As of 1999 120,000 people in Metro Detroit indicated they are of Greek descent. Stavros K. Frangos, author of Greeks in Michigan, stated “From the 1890s to the present all available sources agree that” about one third of Michigan’s Greek Americans live in Metro Detroit.
At the turn of the 20th Century the first Greek immigrants arrived. The first year of entry was 1886. Theodore Gerasimos was the first documented Greek immigrant. Detroit’s Greeks began working in automobile factories and railroads, and some others became merchants; many merchants lived above or near their stores. Very few Greeks became farmers in the United States, even though many had backgrounds in agriculture. The first Greek settlement in Detroit was between St. Antoine and Beaubien on Monroe Street. The Greeks later moved to Macomb Street. In the beginning of the year 1900 the city’s first Greek coffeeshop opened on 40 Macomb Street.
There were 250 Greeks in Detroit in 1909. In 1912 persecution of Greeks began, prompting immigration from Greece. The period 1911 to 1917 was the peak immigration period from Greece. In 1914 there were up to 8,000 Greeks in the city. In 1914 a wave of immigration from Greece came because Henry Ford offered his $5 per day jobs. The Greek population rose to 10,000 to 15,000 by 1930.

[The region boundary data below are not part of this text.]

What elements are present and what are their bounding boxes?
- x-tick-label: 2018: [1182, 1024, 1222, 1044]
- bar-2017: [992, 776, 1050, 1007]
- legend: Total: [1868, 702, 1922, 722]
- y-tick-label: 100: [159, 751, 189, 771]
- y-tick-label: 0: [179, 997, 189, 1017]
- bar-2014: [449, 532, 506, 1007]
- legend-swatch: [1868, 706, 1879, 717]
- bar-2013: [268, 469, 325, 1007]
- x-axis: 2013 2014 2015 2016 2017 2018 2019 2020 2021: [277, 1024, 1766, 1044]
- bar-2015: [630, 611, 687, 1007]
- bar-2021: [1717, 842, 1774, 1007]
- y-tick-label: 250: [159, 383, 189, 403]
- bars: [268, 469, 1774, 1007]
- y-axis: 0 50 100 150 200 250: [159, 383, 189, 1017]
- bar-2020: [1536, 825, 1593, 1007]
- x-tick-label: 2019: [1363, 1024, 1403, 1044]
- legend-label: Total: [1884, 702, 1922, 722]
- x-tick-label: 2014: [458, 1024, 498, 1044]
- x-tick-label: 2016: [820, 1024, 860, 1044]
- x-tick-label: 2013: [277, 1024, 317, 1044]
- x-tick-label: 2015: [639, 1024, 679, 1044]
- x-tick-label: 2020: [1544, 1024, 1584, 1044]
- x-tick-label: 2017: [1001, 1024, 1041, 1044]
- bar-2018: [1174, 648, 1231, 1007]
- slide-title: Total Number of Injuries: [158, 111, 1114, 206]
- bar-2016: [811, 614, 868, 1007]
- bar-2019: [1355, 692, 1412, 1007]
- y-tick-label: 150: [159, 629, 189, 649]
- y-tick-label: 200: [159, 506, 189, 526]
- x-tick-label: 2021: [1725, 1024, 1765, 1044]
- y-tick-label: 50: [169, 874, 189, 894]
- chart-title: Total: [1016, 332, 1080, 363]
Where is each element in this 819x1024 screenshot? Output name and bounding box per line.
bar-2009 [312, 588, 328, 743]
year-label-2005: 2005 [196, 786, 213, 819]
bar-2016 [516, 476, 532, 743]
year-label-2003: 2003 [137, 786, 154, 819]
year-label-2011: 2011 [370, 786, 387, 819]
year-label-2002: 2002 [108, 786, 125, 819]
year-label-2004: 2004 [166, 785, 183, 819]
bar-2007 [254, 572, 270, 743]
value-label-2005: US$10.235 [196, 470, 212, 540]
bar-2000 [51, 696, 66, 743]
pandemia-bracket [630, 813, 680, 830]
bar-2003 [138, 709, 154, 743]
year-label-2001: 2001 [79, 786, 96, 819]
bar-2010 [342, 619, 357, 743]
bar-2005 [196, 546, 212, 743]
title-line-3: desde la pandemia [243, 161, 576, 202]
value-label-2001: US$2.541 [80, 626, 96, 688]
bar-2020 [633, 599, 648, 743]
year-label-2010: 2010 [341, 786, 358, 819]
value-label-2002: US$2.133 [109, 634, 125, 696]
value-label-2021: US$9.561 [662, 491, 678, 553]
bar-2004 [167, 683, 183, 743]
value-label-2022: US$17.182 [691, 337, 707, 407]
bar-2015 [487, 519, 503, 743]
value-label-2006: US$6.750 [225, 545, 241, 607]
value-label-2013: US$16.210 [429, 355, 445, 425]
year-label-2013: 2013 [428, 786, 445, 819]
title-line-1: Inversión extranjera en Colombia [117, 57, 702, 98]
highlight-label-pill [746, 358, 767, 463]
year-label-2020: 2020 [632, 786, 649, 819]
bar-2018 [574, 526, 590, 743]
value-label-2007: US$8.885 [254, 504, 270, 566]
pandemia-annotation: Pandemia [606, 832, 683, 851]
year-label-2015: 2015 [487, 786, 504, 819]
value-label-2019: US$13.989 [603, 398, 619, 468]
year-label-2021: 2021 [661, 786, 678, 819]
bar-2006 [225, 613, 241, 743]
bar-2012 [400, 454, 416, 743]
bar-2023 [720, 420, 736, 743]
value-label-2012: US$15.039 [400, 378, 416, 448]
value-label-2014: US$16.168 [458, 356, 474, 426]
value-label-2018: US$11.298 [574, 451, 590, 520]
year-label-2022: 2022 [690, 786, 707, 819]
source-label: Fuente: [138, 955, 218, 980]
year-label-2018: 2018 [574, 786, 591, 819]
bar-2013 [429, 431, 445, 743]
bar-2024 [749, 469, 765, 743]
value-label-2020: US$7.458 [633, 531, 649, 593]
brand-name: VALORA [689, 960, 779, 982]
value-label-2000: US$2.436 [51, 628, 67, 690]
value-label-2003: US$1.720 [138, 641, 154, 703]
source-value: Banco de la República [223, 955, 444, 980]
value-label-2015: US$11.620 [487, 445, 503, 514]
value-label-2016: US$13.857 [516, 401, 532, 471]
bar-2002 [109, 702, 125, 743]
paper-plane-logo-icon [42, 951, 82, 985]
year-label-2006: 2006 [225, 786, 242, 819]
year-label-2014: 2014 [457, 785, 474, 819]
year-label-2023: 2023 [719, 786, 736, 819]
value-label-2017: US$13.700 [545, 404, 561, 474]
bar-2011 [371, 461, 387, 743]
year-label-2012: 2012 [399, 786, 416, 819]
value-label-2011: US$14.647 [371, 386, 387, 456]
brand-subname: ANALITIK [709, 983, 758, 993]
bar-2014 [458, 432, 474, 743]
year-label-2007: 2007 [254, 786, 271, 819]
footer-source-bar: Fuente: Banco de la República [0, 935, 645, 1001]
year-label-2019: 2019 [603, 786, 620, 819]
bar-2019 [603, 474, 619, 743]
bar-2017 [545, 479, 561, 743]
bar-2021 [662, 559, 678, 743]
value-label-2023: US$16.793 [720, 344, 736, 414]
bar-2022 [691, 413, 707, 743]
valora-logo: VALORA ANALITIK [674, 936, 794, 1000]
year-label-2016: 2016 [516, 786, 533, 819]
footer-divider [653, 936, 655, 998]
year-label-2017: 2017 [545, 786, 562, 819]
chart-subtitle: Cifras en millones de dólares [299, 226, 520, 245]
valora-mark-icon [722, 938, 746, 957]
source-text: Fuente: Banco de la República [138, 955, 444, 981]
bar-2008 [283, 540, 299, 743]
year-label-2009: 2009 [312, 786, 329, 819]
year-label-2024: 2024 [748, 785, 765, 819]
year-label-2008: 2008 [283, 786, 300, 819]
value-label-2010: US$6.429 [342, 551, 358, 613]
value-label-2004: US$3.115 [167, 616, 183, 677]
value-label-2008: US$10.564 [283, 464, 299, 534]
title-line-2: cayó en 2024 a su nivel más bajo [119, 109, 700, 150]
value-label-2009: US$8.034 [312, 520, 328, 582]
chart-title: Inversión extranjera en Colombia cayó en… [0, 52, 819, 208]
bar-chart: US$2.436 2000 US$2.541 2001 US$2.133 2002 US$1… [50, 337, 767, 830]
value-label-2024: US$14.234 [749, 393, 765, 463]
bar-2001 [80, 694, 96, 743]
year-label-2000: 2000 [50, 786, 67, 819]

Peloponnesus was the source of most Greek immigration to Detroit. Frangos wrote that “While no other reliable statistics are available, certainly Greeks from the three islands of Chios, Crete, and Cyprus have always made up a sizeable element of the community.” The National Centre of Social Research in Athens, by 1972, estimated that the State of Michigan had ethnic 100,000 Greeks. In 1999 The Detroit News stated that the Greeks were “well-assimilated.” By 2012 Detroit’s Greeks moved to suburban communities. Suburbs with Greek Americans include Lincoln Park and St. Clair Shores.